Cloud Ingest Edge Volumes configuration

This article describes the configuration for Cloud Ingest Edge Volumes (blob upload with local purge).

What is Cloud Ingest Edge Volumes?

Cloud Ingest Edge Volumes facilitates limitless data ingestion from edge to blob, including ADLSgen2. Files written to this storage type are seamlessly transferred to blob storage and once confirmed uploaded, are then purged locally. This removal ensures space availability for new data. Moreover, this storage option supports data integrity in disconnected environments, which enables local storage and synchronization upon reconnection to the network.

For example, you can write a file to your cloud ingest PVC, and a process runs a scan to check for new files every minute. Once identified, the file is sent for uploading to your designated blob destination. Following confirmation of a successful upload, Cloud Ingest Edge Volume waits for five minutes, and then deletes the local version of your file.

Prerequisites

  1. Create a storage account following the instructions here.

    Note

    When you create your storage account, it's recommended that you create it under the same resource group and region/location as your Kubernetes cluster.

  2. Create a container in the storage account that you created previously, following the instructions here.

Configure Extension Identity

Edge Volumes allows the use of a system-assigned extension identity for access to blob storage. This section describes how to use the system-assigned extension identity to grant access to your storage account, allowing you to upload cloud ingest volumes to these storage systems.

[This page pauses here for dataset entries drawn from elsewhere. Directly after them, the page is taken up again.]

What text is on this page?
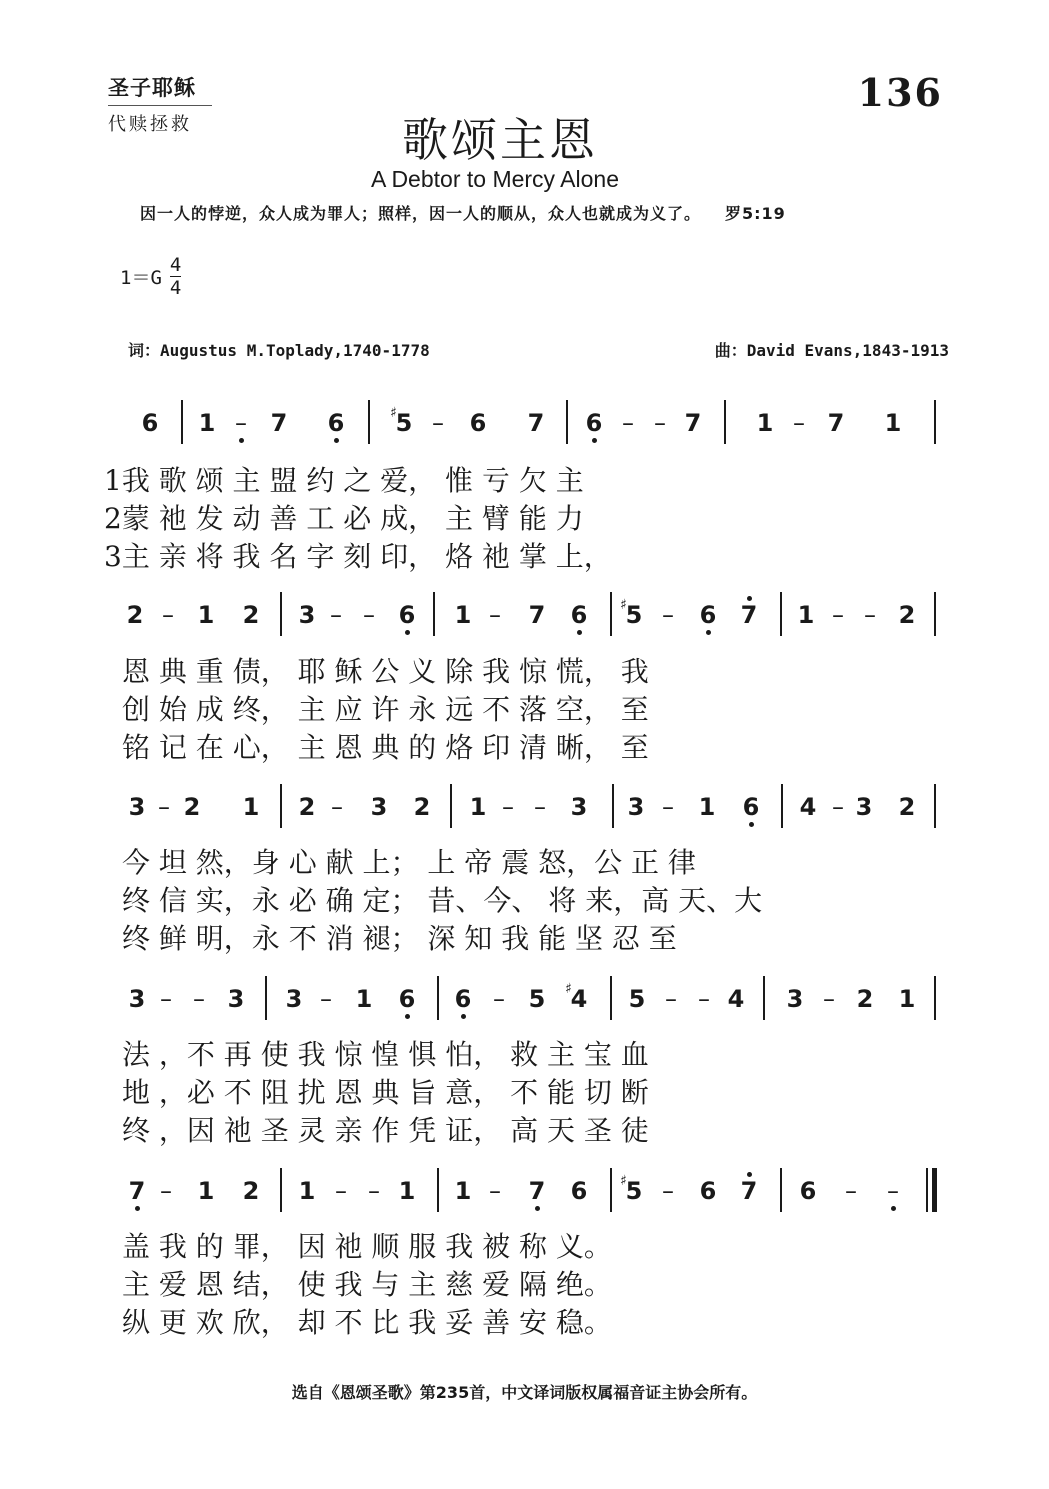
圣子耶稣
代赎拯救
136
歌颂主恩
A Debtor to Mercy Alone
因一人的悖逆，众人成为罪人；照样，因一人的顺从，众人也就成为义了。 罗5:19
1＝G
4
4
词：Augustus M.Toplady,1740-1778	曲：David Evans,1843-1913
6	1 – 7	6	5
♯	–	6	7	6 – – 7	1 – 7	1
1我 歌 颂 主 盟 约 之 爱， 惟 亏 欠 主
2蒙 祂 发 动 善 工 必 成， 主 臂 能 力
3主 亲 将 我 名 字 刻 印， 烙 祂 掌 上，
2 – 1	2	3 – – 6	1 –	7	6	5
♯	–	6	7	1 – – 2
恩 典 重 债， 耶 稣 公 义 除 我 惊 慌， 我
创 始 成 终， 主 应 许 永 远 不 落 空， 至
铭 记 在 心， 主 恩 典 的 烙 印 清 晰， 至
3 – 2	1	2 –	3	2	1 – –	3	3 –	1	6	4 – 3	2
今 坦 然，身 心 献 上； 上 帝 震 怒，公 正 律
终 信 实，永 必 确 定； 昔、今、 将 来，高 天、大
终 鲜 明，永 不 消 褪； 深 知 我 能 坚 忍 至
3 – – 3	3 – 1	6	6 – 5	4
♯	5 – – 4	3 – 2	1
法 ，不 再 使 我 惊 惶 惧 怕， 救 主 宝 血
地 ，必 不 阻 扰 恩 典 旨 意， 不 能 切 断
终 ，因 祂 圣 灵 亲 作 凭 证， 高 天 圣 徒
7 –	1	2	1 – – 1	1 –	7	6	5
♯	–	6	7	6	–	–
盖 我 的 罪， 因 祂 顺 服 我 被 称 义。
主 爱 恩 结， 使 我 与 主 慈 爱 隔 绝。
纵 更 欢 欣， 却 不 比 我 妥 善 安 稳。
选自《恩颂圣歌》第235首，中文译词版权属福音证主协会所有。
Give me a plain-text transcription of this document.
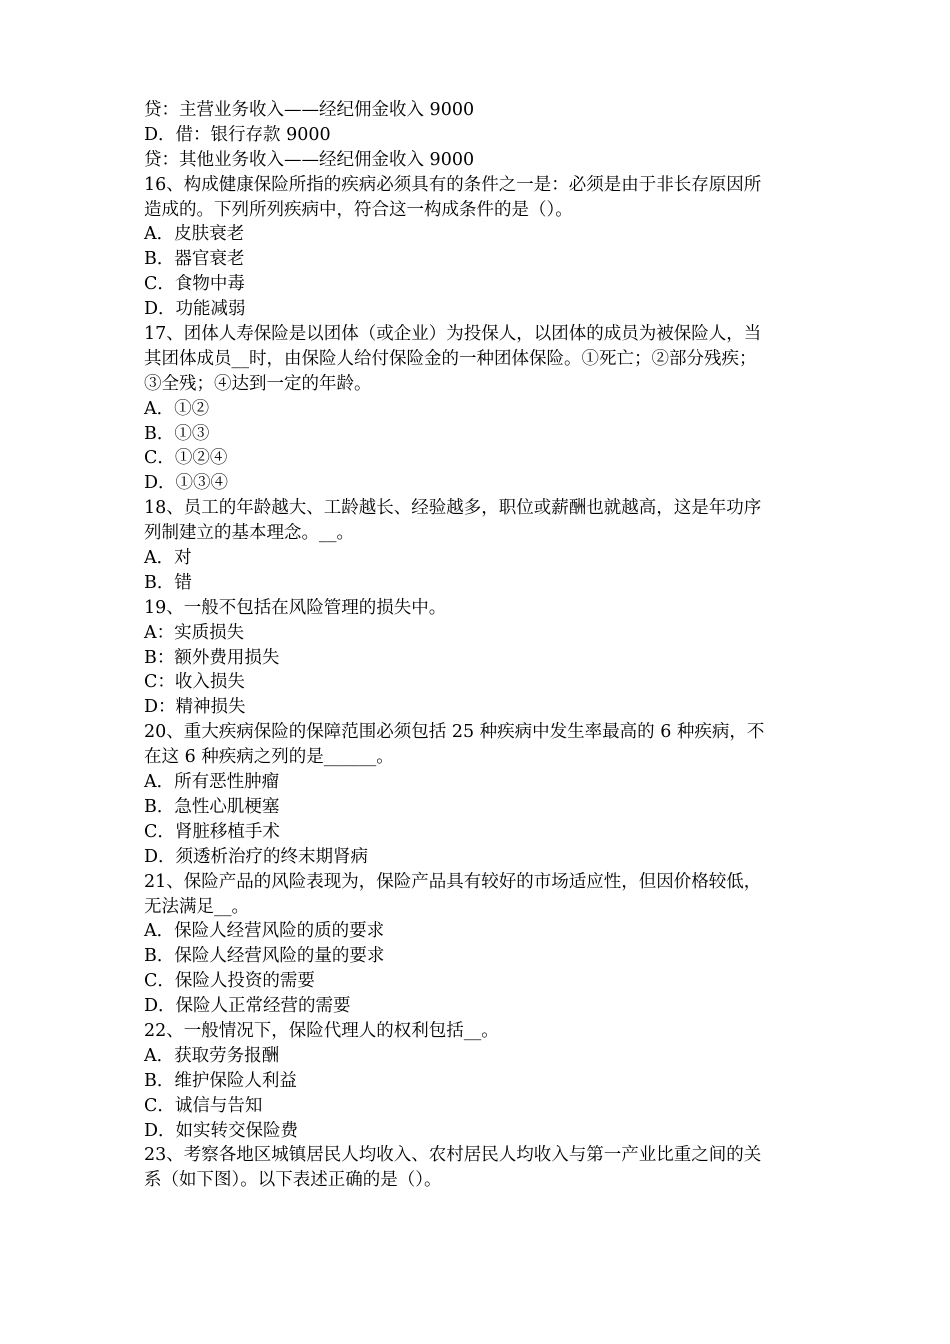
贷：主营业务收入——经纪佣金收入 9000
D．借：银行存款 9000
贷：其他业务收入——经纪佣金收入 9000
16、构成健康保险所指的疾病必须具有的条件之一是：必须是由于非长存原因所
造成的。下列所列疾病中，符合这一构成条件的是（）。
A．皮肤衰老
B．器官衰老
C．食物中毒
D．功能减弱
17、团体人寿保险是以团体（或企业）为投保人，以团体的成员为被保险人，当
其团体成员__时，由保险人给付保险金的一种团体保险。①死亡；②部分残疾；
③全残；④达到一定的年龄。
A．①②
B．①③
C．①②④
D．①③④
18、员工的年龄越大、工龄越长、经验越多，职位或薪酬也就越高，这是年功序
列制建立的基本理念。__。
A．对
B．错
19、一般不包括在风险管理的损失中。
A：实质损失
B：额外费用损失
C：收入损失
D：精神损失
20、重大疾病保险的保障范围必须包括 25 种疾病中发生率最高的 6 种疾病，不
在这 6 种疾病之列的是______。
A．所有恶性肿瘤
B．急性心肌梗塞
C．肾脏移植手术
D．须透析治疗的终末期肾病
21、保险产品的风险表现为，保险产品具有较好的市场适应性，但因价格较低，
无法满足__。
A．保险人经营风险的质的要求
B．保险人经营风险的量的要求
C．保险人投资的需要
D．保险人正常经营的需要
22、一般情况下，保险代理人的权利包括__。
A．获取劳务报酬
B．维护保险人利益
C．诚信与告知
D．如实转交保险费
23、考察各地区城镇居民人均收入、农村居民人均收入与第一产业比重之间的关
系（如下图）。以下表述正确的是（）。
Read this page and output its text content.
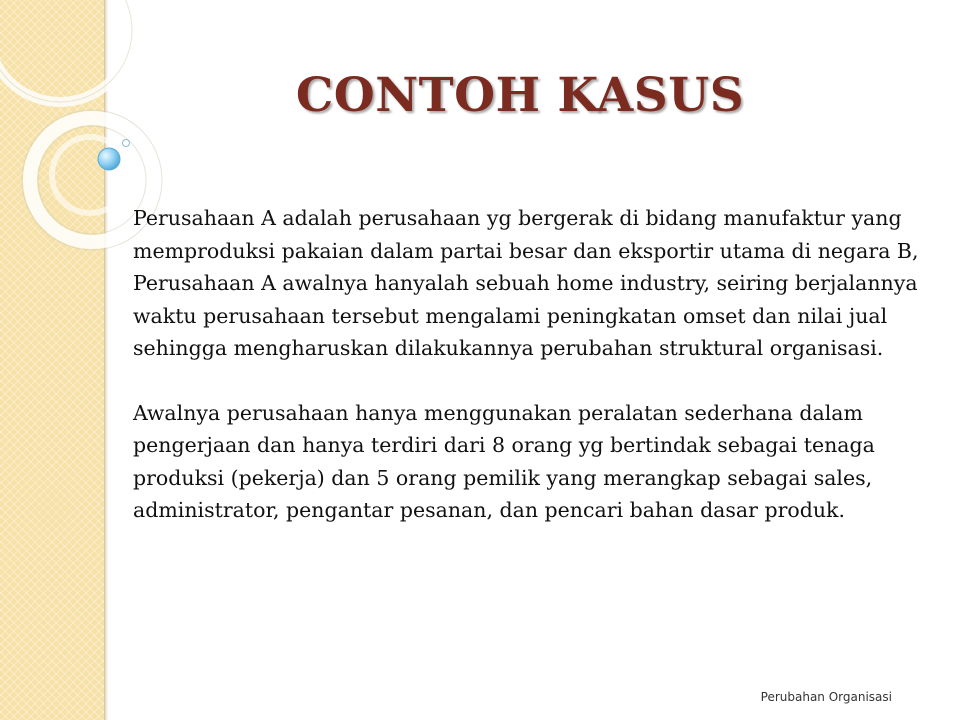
CONTOH KASUS

Perusahaan A adalah perusahaan yg bergerak di bidang manufaktur yang memproduksi pakaian dalam partai besar dan eksportir utama di negara B, Perusahaan A awalnya hanyalah sebuah home industry, seiring berjalannya waktu perusahaan tersebut mengalami peningkatan omset dan nilai jual sehingga mengharuskan dilakukannya perubahan struktural organisasi.

Awalnya perusahaan hanya menggunakan peralatan sederhana dalam pengerjaan dan hanya terdiri dari 8 orang yg bertindak sebagai tenaga produksi (pekerja) dan 5 orang pemilik yang merangkap sebagai sales, administrator, pengantar pesanan, dan pencari bahan dasar produk.

Perubahan Organisasi
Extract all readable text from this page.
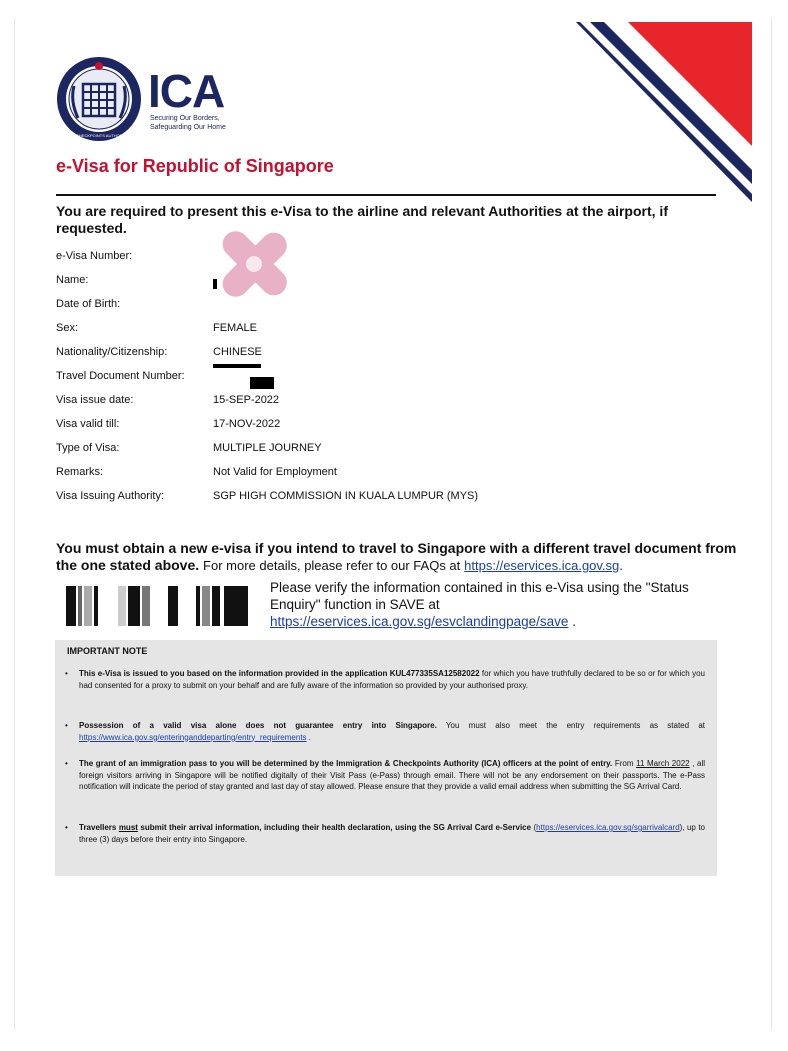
IMMIGRATION & CHECKPOINTS AUTHORITY SINGAPORE
ICA
Securing Our Borders,
Safeguarding Our Home
e-Visa for Republic of Singapore
You are required to present this e-Visa to the airline and relevant Authorities at the airport, if requested.
e-Visa Number:
Name:
Date of Birth:
Sex:	FEMALE
Nationality/Citizenship:	CHINESE
Travel Document Number:
Visa issue date:	15-SEP-2022
Visa valid till:	17-NOV-2022
Type of Visa:	MULTIPLE JOURNEY
Remarks:	Not Valid for Employment
Visa Issuing Authority:	SGP HIGH COMMISSION IN KUALA LUMPUR (MYS)
You must obtain a new e-visa if you intend to travel to Singapore with a different travel document from the one stated above. For more details, please refer to our FAQs at https://eservices.ica.gov.sg.
Please verify the information contained in this e-Visa using the "Status Enquiry" function in SAVE at
https://eservices.ica.gov.sg/esvclandingpage/save .
IMPORTANT NOTE
• This e-Visa is issued to you based on the information provided in the application KUL477335SA12582022 for which you have truthfully declared to be so or for which you had consented for a proxy to submit on your behalf and are fully aware of the information so provided by your authorised proxy.
• Possession of a valid visa alone does not guarantee entry into Singapore. You must also meet the entry requirements as stated at https://www.ica.gov.sg/enteringanddeparting/entry_requirements .
• The grant of an immigration pass to you will be determined by the Immigration & Checkpoints Authority (ICA) officers at the point of entry. From 11 March 2022 , all foreign visitors arriving in Singapore will be notified digitally of their Visit Pass (e-Pass) through email. There will not be any endorsement on their passports. The e-Pass notification will indicate the period of stay granted and last day of stay allowed. Please ensure that they provide a valid email address when submitting the SG Arrival Card.
• Travellers must submit their arrival information, including their health declaration, using the SG Arrival Card e-Service (https://eservices.ica.gov.sg/sgarrivalcard), up to three (3) days before their entry into Singapore.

It's recommended that you use Extension Identity. If your final destination is blob storage or ADLSgen2, see the following instructions. If your final destination is OneLake, follow the instructions in Configure OneLake for Extension Identity.

While it's not recommended, if you prefer to use key-based authentication, follow the instructions in Key-based authentication.

Obtain Extension Identity

Azure portal

  1. Navigate to your Arc-connected cluster.
  2. Select Extensions.
  3. Select your Azure Container Storage enabled by Azure Arc extension.
  4. Note the Principal ID under Cluster Extension Details.

Configure blob storage account for Extension Identity

Add Extension Identity permissions to a storage account

  1. Navigate to storage account in the Azure portal.
  2. Select Access Control (IAM).
  3. Select Add+ -> Add role assignment.
  4. Select Storage Blob Data Owner, then select Next.
  5. Select +Select Members.
  6. To add your principal ID to the Selected Members: list, paste the ID and select + next to the identity.
  7. Click Select.
  8. To review and assign permissions, select Next, then select Review + Assign.

Create a Cloud Ingest Persistent Volume Claim (PVC)

  1. Create a file named cloudIngestPVC.yaml with the following contents. Edit the metadata.name line and create a name for your Persistent Volume Claim. This name is referenced on the last line of deploymentExample.yaml in the next step. Also, update the metadata.namespace value with your intended consuming pod. If you don't have an intended consuming pod, the metadata.namespace value is default. The spec.resources.requests.storage parameter determines the size of the persistent volume. It's 2 GB in this example, but can be modified to fit your needs:

    Note

    Use only lowercase letters and dashes. For more information, see the Kubernetes object naming documentation.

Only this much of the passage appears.